In the coming weeks, people in power will offer you an easy way out. They will call for banning chokeholds, they will call for more training, they will call for body cameras. Let me tell you why those reforms will never be enough.

First of all, proposals for police reform imply that there’s some amount of police violence you have to or must be willing to accept. But more importantly, we know that in places where we’ve tried reform, it hasn’t worked.

The officer who murdered Eric Garner did it with a banned chokehold.

Salt Lake City Police killed Patrick Harmon in 2017 after two years of implicit bias training.

And just 6 days ago, Louisville Police killed David McAtee and left his body in the street for 12 hours. The body cameras didn’t capture it, because the officers turned them off.

In two days, my city council will pass a budget allocating $46 million — almost 40% of our general fund — to the police department with the hope that more rules and more expensive training programs will make us safer.
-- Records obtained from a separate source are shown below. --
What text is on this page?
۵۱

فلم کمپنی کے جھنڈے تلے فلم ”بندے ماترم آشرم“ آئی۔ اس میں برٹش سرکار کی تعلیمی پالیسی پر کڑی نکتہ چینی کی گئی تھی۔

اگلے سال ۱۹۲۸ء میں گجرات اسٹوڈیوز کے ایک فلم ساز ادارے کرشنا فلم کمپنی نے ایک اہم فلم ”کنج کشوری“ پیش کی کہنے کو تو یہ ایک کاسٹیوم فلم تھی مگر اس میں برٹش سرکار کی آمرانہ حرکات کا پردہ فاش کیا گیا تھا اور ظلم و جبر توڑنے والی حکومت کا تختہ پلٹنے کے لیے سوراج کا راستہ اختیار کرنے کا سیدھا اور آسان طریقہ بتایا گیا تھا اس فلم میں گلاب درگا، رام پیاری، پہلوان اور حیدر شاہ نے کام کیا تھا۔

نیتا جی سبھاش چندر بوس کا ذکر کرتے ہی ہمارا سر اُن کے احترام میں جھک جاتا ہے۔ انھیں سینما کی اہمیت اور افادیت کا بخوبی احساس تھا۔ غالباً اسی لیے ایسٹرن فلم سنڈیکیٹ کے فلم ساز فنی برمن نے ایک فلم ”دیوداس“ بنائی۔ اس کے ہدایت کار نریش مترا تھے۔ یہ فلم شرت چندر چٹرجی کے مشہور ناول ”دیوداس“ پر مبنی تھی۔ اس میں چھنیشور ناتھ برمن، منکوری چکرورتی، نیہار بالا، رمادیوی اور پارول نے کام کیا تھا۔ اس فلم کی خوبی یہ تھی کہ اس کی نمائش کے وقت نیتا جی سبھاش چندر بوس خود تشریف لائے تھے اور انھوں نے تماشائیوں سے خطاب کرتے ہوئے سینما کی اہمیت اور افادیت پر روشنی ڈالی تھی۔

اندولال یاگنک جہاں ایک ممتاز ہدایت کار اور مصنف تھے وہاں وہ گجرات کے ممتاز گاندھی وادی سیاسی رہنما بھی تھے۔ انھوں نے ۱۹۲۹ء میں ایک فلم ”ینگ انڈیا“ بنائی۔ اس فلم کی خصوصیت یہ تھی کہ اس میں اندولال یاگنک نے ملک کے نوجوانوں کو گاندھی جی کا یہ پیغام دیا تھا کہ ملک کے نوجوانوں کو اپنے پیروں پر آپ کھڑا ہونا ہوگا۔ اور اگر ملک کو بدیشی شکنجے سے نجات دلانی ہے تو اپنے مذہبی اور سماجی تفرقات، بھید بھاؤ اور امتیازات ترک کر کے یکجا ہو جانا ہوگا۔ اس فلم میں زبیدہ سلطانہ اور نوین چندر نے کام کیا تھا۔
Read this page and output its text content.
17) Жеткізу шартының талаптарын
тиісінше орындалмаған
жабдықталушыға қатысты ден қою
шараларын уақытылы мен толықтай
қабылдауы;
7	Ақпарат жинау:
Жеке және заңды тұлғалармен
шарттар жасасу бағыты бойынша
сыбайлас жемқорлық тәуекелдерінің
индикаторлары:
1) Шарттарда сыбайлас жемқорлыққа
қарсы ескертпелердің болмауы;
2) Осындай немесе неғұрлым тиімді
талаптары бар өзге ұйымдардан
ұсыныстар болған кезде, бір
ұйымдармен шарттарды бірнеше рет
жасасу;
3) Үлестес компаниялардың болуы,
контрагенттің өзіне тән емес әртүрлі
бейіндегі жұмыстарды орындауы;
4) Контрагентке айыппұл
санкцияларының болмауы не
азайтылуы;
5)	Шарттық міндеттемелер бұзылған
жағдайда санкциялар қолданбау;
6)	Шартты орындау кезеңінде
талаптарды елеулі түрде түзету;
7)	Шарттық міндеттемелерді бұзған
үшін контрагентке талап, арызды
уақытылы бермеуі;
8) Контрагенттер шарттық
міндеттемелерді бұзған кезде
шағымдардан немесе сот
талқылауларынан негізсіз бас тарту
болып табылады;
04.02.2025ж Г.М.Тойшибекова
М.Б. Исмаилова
But as police budgets expand, budgets for other things shrink. Like schools. And mental health services. And drug treatment programs. All of which are far more effective tools for keeping us safe than any body camera.

So if you take something away from today, let it be that racism is more than just good and bad behavior — it is the culmination of policies that make up systems, like the education system or the criminal justice system. And policies change as our priorities change. Are we, as suburbanites, willing to prioritize the lives of Black and Brown people over a false sense of security? Are we willing to send our children to college instead of juvy? Are we willing to invest in programs that rehabilitate people over programs that punish them? If you’re here today, you’d better be here for the long haul fight ahead. Because we’re in it now, and there’s no going back.